Although America stands on the threshold of, or in the very middle of, a communications revolution that will have profound impact on nearly every aspect of life in the future, there seldom has been an FCC more heavily populated with slugabeds and muddy thinkers. The commission has been winnowed down in size; apparently, the size of its thinking caps has shrunk as well.
The idea that a safeguard is built into the syndication system, preventing the networks from controlling the way programs are syndicated, is preposterous, Valenti says, because even though "independent companies," not the networks, would be doing the actual syndicating, "there is no way to police antitrust violations" or to prevent the networks from exerting undue pressure on such companies to behave as they want them to. In network television, Valenti says, deals are made "at the urinal, on the golf course or at lunch," well out of reach of would-be rule enforcers.

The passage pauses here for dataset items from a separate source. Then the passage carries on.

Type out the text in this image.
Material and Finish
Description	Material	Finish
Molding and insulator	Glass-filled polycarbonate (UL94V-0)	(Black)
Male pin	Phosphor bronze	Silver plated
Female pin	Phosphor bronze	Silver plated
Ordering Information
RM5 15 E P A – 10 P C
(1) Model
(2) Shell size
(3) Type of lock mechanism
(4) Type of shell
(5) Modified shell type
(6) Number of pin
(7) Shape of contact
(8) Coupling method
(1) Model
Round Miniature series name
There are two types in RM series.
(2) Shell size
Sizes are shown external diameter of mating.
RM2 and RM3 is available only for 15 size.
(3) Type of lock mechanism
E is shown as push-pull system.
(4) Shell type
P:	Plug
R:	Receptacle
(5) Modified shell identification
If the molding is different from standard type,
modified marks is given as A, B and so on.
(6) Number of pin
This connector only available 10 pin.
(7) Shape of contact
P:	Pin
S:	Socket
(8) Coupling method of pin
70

There the networks could easily enter into syndication deals containing stipulations that protect network interests. For example, says Schwartzman, the network peddling a show into syndication could make it more financially lucrative for the "independent company" involved by attaching the condition that the show not be slotted at 11:30 opposite Johnny Carson, or whatever show the network wanted to protect.
That would be one way for the networks to suppress the audience-drawing powers of hit programs once they find their way to the independent stations. The networks would waste no time in finding others.
Schwartzman says, "Fowler is a narrow-minded ideologue, constitutionally incapable of seeing The Big Picture and blind to the needs and interests of those who do not have the dollars to vote in his marketplace."
Fowler may be just as dangerous as James Watt, but the public hasn't heard of him, partly because the battle over the financial interest and syndication rules is one that has not been touched by network news. Don't look for it on tonight's newscasts, either.
If Watt would sell away public lands to private exploitation, Fowler would give away the airwaves, by law the property of the public, to some of the biggest businesses in the country. Future generations will look back on Fowler's reign at the FCC the way we now look back on the Dark Ages. At the commission, these are.